だから「買いそびれることはありませんから」と声が掛けられているのだが、一度「買っておかねば」という「群衆」の判断をとった人は、他人もまた自分と同じように考えて行動するに違いないと「群衆的に」考える。

そして、現在の非常事態の環境においては、自分の判断こそが正しく、自衛のためにもこうするのが最適なのだと、自分の行動を正当化してしまうのである。

行動することで不安を解消したい、という個人の欲求もある

寒い時にやたらと「寒い寒い!」と言ってしまうように、不安な状態に置かれたとき、「不安だ!」「ああ、どうしたらいいんだ!」「不安だ不安だ!」という具合に、不安を表明し、感情を思いっきり吐露してバタバタすることによって、自分自身が抱えている不安を癒そうとする心理がはたらくことがある。そして買物依存症ではないが、なんでもいいから行動に移し、抱えた不安を解消したい、という欲求も生まれてきたりもする。トイレットペーパーの買いだめ行動の底にも、この心理が潜んでいるのではないかと思う。

(写真:iStock.com/mokee81)

もともと、ウイルス感染者がじわじわと増えているという潜在的な不安に浸っているなか、日々「不安だ」「困った」と周囲の人々が感情を漏らしている。ワイドショーは必死に情報を伝えようとし、速報が入るなど混乱気味で、行列する人々の姿を何度も放送したりする。

すると耐えられなくなって、堰を切ったように不安感情が爆発し、「これはいかん!」とトイレットペーパーを買いに走り、あたふたするという行動を起こす。必死の購買行動、それ自体がその人の不安の表現になっている部分があるわけだ。

抱える不安の表現としての購買なら、「在庫は十分にあります」と公式発表されても効果はない。どんなに買っても現在進行形の不安は癒されないだろうし、買い占めの対象はトイレットペーパーでなくても良いのかもしれない。事実、「足りているのにどうしてこんなに買っちゃったんだろう」と思う人もいるだろう。

パニックにはテキスト情報よりも、事実のビジュアル化が有効なのでは

一度デマが出回ってパニックが起きると、それを打ち消そうとすることで逆効果になる場合がある。

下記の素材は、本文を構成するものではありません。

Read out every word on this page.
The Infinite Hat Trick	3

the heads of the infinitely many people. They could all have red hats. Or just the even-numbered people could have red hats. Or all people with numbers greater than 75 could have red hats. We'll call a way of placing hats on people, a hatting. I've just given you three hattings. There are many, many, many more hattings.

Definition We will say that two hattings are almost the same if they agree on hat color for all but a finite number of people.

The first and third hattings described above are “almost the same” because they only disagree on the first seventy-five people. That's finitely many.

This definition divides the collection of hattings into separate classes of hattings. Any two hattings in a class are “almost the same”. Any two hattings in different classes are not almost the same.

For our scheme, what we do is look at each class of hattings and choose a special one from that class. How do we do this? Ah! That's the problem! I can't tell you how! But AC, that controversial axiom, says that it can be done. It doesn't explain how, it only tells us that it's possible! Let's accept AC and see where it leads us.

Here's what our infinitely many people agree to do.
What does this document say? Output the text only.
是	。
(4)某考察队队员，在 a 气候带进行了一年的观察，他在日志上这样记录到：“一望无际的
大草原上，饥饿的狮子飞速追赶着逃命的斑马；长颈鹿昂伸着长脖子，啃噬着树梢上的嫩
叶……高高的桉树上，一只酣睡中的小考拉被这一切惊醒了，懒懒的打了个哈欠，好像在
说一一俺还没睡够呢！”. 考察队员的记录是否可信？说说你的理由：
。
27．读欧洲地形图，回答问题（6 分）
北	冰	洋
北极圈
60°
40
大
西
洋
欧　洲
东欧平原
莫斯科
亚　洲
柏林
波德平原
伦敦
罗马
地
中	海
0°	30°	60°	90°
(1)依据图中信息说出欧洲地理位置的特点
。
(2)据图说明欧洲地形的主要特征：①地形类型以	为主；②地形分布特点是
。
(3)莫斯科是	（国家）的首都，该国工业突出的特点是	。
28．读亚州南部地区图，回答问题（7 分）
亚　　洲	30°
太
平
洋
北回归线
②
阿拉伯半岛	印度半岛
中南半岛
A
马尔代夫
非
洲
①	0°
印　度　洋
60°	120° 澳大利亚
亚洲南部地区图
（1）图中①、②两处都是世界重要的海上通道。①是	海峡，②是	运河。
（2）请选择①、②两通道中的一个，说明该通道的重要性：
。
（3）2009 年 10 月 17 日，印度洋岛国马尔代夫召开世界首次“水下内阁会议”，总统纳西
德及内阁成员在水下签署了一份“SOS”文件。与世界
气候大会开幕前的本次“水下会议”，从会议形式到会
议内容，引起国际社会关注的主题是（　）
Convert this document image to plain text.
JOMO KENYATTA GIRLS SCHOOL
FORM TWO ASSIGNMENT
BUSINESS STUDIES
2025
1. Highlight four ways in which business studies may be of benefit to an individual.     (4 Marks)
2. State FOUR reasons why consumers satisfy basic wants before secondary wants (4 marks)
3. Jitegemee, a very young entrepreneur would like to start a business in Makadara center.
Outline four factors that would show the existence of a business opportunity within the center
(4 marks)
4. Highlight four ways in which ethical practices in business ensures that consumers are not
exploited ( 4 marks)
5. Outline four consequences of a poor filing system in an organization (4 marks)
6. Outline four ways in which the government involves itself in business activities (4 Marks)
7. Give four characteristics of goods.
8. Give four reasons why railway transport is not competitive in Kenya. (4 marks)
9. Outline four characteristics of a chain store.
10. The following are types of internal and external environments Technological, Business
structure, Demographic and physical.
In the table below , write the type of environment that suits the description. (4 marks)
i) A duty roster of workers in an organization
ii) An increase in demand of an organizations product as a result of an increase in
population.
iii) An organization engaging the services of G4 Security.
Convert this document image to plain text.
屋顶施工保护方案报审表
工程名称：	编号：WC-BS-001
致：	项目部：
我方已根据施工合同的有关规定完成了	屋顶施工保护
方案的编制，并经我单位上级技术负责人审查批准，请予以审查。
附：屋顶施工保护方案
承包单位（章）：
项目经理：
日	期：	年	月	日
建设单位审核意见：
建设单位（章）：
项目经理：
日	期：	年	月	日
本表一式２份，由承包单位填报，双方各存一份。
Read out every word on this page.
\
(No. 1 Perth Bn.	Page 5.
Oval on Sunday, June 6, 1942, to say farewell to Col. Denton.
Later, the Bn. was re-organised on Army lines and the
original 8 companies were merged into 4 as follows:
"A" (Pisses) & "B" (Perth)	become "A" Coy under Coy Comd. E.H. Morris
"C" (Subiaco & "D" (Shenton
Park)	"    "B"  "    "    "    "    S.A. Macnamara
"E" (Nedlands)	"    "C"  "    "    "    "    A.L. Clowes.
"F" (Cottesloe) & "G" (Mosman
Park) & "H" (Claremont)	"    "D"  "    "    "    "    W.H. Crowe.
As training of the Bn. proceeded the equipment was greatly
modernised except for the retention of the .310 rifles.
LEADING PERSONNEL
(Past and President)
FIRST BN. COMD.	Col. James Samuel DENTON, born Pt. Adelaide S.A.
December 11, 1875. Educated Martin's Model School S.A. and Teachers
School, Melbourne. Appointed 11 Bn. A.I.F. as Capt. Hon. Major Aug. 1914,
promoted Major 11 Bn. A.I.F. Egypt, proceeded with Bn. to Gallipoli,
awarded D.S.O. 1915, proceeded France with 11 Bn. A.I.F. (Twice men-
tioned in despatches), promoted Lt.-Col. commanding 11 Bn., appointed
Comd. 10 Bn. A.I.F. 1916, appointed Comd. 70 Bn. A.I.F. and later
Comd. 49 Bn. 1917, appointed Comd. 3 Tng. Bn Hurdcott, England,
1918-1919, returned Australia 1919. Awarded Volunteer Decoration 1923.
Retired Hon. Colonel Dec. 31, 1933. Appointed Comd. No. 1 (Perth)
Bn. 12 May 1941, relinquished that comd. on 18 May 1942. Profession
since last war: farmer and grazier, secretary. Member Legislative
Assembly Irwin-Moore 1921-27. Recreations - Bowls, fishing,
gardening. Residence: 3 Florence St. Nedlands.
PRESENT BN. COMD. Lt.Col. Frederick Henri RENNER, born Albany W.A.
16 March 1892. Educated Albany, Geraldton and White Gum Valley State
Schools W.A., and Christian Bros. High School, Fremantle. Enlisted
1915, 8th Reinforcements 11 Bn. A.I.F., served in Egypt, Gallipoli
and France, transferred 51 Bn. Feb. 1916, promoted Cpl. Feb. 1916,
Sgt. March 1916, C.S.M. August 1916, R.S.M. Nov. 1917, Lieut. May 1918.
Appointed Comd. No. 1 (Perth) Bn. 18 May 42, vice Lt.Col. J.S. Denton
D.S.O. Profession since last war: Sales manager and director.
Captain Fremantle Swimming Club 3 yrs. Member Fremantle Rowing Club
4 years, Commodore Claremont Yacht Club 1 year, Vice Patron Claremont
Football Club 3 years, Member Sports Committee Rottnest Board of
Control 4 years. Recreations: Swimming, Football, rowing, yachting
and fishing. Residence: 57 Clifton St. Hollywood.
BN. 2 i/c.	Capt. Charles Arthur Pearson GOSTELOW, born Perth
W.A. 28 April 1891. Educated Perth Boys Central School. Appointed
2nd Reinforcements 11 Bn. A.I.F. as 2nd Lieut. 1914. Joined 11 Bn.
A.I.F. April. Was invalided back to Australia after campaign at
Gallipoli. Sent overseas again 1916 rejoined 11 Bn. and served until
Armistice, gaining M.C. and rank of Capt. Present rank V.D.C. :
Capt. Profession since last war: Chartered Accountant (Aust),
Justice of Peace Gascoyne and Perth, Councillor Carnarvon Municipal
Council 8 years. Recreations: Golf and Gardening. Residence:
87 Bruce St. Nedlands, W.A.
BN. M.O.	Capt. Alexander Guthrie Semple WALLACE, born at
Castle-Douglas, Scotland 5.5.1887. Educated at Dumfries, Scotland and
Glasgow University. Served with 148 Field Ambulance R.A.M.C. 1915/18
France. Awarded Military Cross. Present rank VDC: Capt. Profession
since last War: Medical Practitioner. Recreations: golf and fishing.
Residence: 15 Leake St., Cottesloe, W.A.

「在庫は十分にあります」と政府が発表しても、目の前に実際に存在していなければ、「本当か?」と疑いはじめるし、逆に、スーパーなどの販売の現場では「本日は入荷はありません」と言っているのに「本当か? 倉庫にあるんじゃないのか?」と従業員が詰め寄られたというケースが頻発している。

「群衆」の心理に囚われている人に対しては、基本的に “公式の” “言葉だけの” 情報発表は無力なのだ。

ではどうするか。こうなった場合は、情報よりも事実のビジュアル化で立ち向かうしかない。「こんなにあります!」とか、「ほら空っぽです!」といった具合に、現実を見せて納得させるしかないのだ。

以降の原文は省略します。